- Also known as: WindTunnel
- Genre: Auto racing Sports talk
- Presented by: Dave Despain
- Country of origin: United States

Original release
- Network: Speed
- Release: February 22, 2003 – August 11, 2013

= WindTunnel with Dave Despain =

WindTunnel with Dave Despain was a live viewer call-in and a sports talk show exclusively for auto racing fans that debuted on Speed Channel on February 22, 2003, and ended on August 11, 2013. During the course of the show, host Dave Despain fielded telephone calls and read e-mail from viewers, some of them directed at the guest Despain is interviewing, which was done just after the first segment, titled "Hot Topics", which Despain reads the big stories from the racing world. After the interview segment, Despain did a segment just for him, titled "My Take", in which he gave his opinion on news from the racing world. There was also an award for the best e-mail or phone call from each show, as the winning viewer received a Despain bobblehead. It was a coveted prize among viewers.

When WindTunnel debuted, the show aired Friday nights at 11 pm. The pilot episode was only a half-hour long. The time length was changed to an hour the very next week. In August 2003, WindTunnel expanded to four nights a week (Monday-Thursday) and moved to a 9 pm timeslot. In 2005, to the chagrin of some of the series' fans, WindTunnel was scaled back to one night a week, airing for two hours beginning at 9 pm on Sunday nights. In 2006, WindTunnel was scaled back to one hour. There have been special episodes of WindTunnel shown as part of the lead-up to the Daytona 500 and the Sprint All-Star Race.

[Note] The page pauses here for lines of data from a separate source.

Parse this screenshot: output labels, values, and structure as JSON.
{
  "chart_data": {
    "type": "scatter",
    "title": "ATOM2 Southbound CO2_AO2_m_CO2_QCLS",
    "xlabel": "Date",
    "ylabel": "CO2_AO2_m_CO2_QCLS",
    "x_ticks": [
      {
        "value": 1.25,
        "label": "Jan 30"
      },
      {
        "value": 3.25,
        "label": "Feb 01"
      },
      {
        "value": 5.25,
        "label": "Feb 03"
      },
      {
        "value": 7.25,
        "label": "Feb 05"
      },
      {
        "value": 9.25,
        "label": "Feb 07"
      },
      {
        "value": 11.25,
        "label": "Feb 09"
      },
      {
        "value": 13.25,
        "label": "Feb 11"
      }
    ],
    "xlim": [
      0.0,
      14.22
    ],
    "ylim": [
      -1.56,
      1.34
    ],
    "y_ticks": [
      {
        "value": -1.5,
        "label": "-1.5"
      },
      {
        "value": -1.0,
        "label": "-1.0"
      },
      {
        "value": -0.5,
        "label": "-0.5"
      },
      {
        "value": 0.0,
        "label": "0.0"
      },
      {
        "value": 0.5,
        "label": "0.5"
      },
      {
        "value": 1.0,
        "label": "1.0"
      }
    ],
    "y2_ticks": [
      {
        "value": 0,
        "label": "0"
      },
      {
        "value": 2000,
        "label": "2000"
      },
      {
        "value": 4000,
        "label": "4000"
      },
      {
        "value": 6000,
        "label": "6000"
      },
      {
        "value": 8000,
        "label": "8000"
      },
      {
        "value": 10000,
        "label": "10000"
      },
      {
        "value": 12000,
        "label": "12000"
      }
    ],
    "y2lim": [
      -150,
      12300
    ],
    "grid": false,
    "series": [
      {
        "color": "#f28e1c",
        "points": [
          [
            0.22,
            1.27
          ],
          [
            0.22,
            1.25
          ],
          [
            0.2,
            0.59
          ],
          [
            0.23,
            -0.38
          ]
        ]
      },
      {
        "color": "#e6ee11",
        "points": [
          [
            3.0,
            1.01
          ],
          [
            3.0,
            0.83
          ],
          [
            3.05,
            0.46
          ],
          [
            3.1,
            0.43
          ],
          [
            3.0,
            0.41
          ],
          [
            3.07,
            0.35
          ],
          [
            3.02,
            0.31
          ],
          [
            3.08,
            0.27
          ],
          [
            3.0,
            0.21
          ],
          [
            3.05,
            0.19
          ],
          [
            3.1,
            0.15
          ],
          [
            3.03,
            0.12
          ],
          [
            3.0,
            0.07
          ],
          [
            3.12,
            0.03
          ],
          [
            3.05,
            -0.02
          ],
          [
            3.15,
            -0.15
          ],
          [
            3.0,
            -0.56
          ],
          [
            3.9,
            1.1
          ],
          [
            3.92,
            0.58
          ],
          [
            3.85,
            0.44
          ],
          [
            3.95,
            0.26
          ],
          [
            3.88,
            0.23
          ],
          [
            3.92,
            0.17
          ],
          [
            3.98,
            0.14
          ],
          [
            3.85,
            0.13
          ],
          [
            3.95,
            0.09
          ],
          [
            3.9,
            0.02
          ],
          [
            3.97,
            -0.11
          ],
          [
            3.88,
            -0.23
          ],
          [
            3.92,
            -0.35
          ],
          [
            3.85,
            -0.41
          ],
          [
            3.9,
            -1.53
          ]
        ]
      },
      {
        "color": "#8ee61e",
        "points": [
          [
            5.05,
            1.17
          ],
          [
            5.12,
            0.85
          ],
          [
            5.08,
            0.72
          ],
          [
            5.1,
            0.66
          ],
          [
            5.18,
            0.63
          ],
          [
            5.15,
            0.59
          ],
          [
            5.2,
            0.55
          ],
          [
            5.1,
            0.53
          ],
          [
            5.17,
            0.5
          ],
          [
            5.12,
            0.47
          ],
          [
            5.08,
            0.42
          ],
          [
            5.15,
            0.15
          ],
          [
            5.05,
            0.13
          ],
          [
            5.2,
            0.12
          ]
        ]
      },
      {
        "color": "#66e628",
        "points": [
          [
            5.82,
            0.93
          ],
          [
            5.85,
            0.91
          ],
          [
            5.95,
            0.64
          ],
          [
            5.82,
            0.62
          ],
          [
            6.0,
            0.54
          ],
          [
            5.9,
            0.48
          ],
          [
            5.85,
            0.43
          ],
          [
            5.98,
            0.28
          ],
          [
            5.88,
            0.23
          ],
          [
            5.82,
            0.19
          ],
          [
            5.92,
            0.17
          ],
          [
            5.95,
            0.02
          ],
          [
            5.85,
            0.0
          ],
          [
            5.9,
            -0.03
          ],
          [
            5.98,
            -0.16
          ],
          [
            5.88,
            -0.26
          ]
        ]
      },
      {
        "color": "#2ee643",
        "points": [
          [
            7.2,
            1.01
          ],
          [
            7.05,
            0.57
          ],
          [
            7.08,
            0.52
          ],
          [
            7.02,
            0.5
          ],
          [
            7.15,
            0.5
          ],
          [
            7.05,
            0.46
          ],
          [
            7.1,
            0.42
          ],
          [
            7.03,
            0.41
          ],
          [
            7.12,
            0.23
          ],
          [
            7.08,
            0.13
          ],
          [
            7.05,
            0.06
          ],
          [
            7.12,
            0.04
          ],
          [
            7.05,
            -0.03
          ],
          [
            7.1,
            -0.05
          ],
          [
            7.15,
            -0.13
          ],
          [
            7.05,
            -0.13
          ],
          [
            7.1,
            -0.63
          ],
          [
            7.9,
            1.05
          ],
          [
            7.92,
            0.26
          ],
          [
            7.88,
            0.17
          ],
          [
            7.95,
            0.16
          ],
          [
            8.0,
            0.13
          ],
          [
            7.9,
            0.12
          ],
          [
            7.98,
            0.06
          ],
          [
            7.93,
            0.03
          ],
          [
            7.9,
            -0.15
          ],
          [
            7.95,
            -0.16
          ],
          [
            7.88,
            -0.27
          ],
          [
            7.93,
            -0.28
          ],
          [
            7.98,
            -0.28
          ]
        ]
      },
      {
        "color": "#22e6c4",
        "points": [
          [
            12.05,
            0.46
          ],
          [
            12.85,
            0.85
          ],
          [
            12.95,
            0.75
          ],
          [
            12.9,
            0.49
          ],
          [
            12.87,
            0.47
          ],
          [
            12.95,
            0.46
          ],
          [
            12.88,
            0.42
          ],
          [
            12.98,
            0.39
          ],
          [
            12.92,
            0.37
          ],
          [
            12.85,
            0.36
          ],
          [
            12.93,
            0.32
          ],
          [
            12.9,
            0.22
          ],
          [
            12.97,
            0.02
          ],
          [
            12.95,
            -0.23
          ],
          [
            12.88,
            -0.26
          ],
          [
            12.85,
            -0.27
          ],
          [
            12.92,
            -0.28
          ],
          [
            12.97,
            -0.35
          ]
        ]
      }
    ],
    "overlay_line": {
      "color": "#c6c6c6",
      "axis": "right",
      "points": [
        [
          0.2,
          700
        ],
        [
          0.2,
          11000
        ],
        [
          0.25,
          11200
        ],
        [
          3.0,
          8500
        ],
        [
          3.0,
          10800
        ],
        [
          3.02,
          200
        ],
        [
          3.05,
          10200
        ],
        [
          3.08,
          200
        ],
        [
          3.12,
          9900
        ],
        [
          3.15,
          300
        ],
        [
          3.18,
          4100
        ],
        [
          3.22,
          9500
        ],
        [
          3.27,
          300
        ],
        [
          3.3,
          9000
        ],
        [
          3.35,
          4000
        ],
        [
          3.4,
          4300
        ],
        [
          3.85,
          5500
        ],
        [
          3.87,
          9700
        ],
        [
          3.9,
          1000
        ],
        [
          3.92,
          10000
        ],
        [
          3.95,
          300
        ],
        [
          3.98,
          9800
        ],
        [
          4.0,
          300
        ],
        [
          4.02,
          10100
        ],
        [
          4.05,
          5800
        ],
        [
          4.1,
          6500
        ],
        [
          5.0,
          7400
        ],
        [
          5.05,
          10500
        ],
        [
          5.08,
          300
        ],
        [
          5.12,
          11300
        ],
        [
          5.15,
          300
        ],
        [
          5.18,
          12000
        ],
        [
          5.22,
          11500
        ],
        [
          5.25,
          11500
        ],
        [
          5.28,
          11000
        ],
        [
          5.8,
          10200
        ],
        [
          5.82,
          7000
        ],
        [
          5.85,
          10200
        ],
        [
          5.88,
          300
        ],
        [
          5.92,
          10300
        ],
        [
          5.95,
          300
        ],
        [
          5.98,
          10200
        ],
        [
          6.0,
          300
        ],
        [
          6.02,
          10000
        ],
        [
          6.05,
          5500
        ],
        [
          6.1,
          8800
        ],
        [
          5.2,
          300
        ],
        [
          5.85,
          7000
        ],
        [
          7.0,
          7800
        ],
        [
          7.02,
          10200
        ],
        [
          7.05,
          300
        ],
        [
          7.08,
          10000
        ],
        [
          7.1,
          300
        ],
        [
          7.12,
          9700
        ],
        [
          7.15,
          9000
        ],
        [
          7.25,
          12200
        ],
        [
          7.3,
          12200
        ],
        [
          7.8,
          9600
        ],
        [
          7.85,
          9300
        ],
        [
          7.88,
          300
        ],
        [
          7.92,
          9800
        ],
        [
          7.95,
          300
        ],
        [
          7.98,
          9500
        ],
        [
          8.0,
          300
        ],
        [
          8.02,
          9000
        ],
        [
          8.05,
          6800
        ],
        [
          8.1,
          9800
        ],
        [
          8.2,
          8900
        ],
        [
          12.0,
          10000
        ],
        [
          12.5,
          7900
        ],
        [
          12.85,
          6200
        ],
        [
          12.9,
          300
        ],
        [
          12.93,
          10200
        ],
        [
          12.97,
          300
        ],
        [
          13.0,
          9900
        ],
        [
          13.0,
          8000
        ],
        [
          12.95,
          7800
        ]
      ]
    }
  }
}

The 2006 season brought about guest co-hosts in the form of racing personalities like drivers (such as Tony Stewart, Mario Andretti) and journalists (such as David Hobbs, Robin Miller, Ed Hinton, and Bob Varsha). In 2009, Despain began to take breaks during the season; guest hosts such as Krista Voda, Tommy Kendall, and Robin Miller have presented the show while Despain was off. Before this, only Ralph Sheheen in 2004 had replaced Despain for an episode due to illness.

The show would take a hiatus following the last NASCAR Sprint Cup race to late January during the racing off-season. During this time, best-of episodes titled WindTunnel: The Interviews were shown. Only the most popular interviews from the previous season were shown, which included interviews with NASCAR great Richard Petty, NASCAR star Jeff Gordon, and drag racing legend John Force. Starting in 2009 Golden Corral, an American restaurant chain, became the show's sponsor. Previous sponsors have been Carquest, an automobile parts store chain in 2007, and Alltel, a cell phone company in 2008.

==Programming segments==
- Hot Topics - Highlights from the weekend's races and motorsports news.
- Super 7 Sweep - An online fantasy racing game that awarded autographed Dave Despain Bobbleheads to each weekly winner plus season's end championship prizes.
- Fired Up (2006-2012) – A short segment with callers (via voice mail) expressing heated opinions about topics regarding motorsports.
- Eye Candy – A high energy musical video package including clips from that weekend's races.
- My Take – A short editorial segment where Despain offers his opinion on a controversial topic in motorsports, usually offering a potentially simple solution to a complex problem.
- Stat Rat (debuted July 15, 2007) - A reference of statistics regarding the performance of a team, driver, or manufacturer over a specific time period. While not a regular segment, it is used to highlight a guest's achievements.
- Last Call – The last call from a viewer or a driver. Last call is announced by a graphic of what is likely intended to be an Italian bartender, but fans call him the "pizza guy" saying he looks like a worker in a pizza restaurant and that his long sleeves would get wet if he were a bartender. Despain counters, "Why would a pizza guy be saying "last call!"?
- WindTunnel EXTRA (2009–2012) – An extra 30-minute program that starts immediately after the television broadcast, available on Speed Channel web site. Despain often does a second "My Take" on a different subject. It is not unusual for a guest from the broadcast to remain for the webcast. Despain often answers questions from the live interactive chat that runs concurrent with the show.
- Dave's Favorite E-Mail (2010–2012) – Dave reads and reacts to his favorite user-submitted e-mail of the week, usually of a comedic or satirical nature.
- Help Yourself to Happiness – Sponsored by restaurant chain, Golden Corral. Dave highlights a particular moment or event of the previous week in which a racer "helps them-self to happiness." Usually features a dramatic or meaningful overtaking maneuver.